Lewis Richard T, Blackaby Wesley P, Blackburn Timothy, Jennings Andrew S R, Pike Andrew, Wilson Rowan A, Hallett David J, Cook Susan M, Ferris Pushpinder, Marshall George R, Reynolds David S, Sheppard Wayne F A, Smith Alison J, Sohal Bindi, Stanley Joanna, Tye Spencer J, Wafford Keith A, Atack John R
The Neuroscience Research Centre, Merck Sharp & Dohme Research Laboratories, Terlings Park, Eastwick Road, Harlow, Essex CM20 2QR, United Kingdom.

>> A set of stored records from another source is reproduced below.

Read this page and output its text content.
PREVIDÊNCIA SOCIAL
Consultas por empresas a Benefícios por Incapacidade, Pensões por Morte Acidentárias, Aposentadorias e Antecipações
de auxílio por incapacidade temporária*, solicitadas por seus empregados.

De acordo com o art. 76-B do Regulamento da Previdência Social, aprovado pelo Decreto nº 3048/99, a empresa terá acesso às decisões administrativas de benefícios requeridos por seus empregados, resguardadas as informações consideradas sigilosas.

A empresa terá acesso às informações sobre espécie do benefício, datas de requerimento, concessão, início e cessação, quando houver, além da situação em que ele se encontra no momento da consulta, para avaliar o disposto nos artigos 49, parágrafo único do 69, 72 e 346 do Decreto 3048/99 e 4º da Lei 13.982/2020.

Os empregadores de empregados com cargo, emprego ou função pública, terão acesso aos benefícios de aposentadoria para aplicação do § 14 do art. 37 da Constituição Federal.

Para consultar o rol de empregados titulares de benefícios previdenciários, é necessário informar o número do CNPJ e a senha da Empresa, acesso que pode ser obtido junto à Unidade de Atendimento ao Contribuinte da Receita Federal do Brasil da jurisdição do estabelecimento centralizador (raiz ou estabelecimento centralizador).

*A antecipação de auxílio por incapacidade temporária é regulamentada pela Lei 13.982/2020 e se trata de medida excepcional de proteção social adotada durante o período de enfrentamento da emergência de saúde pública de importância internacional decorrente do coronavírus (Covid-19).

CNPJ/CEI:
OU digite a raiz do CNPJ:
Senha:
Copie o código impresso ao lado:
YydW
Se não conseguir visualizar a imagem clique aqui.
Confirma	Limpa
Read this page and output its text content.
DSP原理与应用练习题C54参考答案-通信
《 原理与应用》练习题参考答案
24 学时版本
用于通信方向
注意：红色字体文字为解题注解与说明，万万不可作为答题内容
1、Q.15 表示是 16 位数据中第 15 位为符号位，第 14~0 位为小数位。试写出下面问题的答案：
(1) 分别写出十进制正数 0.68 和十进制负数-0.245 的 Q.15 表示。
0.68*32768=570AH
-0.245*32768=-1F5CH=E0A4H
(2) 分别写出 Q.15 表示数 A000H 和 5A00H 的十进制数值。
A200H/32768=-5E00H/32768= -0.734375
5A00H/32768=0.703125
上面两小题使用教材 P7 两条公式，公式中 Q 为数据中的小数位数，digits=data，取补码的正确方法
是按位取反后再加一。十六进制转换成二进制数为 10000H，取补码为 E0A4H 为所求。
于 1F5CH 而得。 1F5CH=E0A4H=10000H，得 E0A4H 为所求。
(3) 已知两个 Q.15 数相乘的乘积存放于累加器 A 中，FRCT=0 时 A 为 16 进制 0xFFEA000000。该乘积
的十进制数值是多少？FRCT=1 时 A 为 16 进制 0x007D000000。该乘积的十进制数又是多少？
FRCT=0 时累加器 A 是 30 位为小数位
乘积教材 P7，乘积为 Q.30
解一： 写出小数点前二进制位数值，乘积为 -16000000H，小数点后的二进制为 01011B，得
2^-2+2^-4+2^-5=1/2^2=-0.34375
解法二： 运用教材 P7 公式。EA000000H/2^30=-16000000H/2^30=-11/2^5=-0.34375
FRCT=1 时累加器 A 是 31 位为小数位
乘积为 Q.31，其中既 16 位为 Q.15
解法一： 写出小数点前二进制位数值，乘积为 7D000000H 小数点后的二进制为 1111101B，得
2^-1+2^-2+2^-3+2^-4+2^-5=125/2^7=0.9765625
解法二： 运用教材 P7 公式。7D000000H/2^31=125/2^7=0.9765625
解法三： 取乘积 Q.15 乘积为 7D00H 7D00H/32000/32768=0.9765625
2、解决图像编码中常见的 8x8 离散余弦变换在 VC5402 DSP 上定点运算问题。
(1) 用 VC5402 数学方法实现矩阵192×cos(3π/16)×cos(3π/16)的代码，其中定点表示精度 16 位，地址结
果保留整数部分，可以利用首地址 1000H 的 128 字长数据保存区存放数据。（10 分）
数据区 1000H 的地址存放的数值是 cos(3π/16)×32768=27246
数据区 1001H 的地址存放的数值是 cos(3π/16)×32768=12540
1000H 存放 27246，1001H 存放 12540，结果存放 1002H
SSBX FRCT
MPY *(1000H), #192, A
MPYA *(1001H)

J Med Chem. 2006 Apr 20;49(8):2600-10. doi: 10.1021/jm051144x.
The development of a series of GABA(A) alpha2/alpha3 subtype selective pyridazine based benzodiazepine site agonists as anxiolytic agents with reduced sedative/ataxic potential is described, including the discovery of 16, a remarkably alpha3-selective compound ideal for in vivo study. These ligands are antagonists at the alpha1 subtype, with good CNS penetration and receptor occupancy, and excellent oral bioavailability.
描述了一系列基于哒嗪的苯二氮䓬位点激动剂作为具有降低镇静/共济失调潜力的抗焦虑药物的开发,包括发现16,这是一种非常适合体内研究的α3选择性化合物。这些配体是α1亚型的拮抗剂,具有良好的中枢神经系统渗透性和受体占有率,以及出色的口服生物利用度。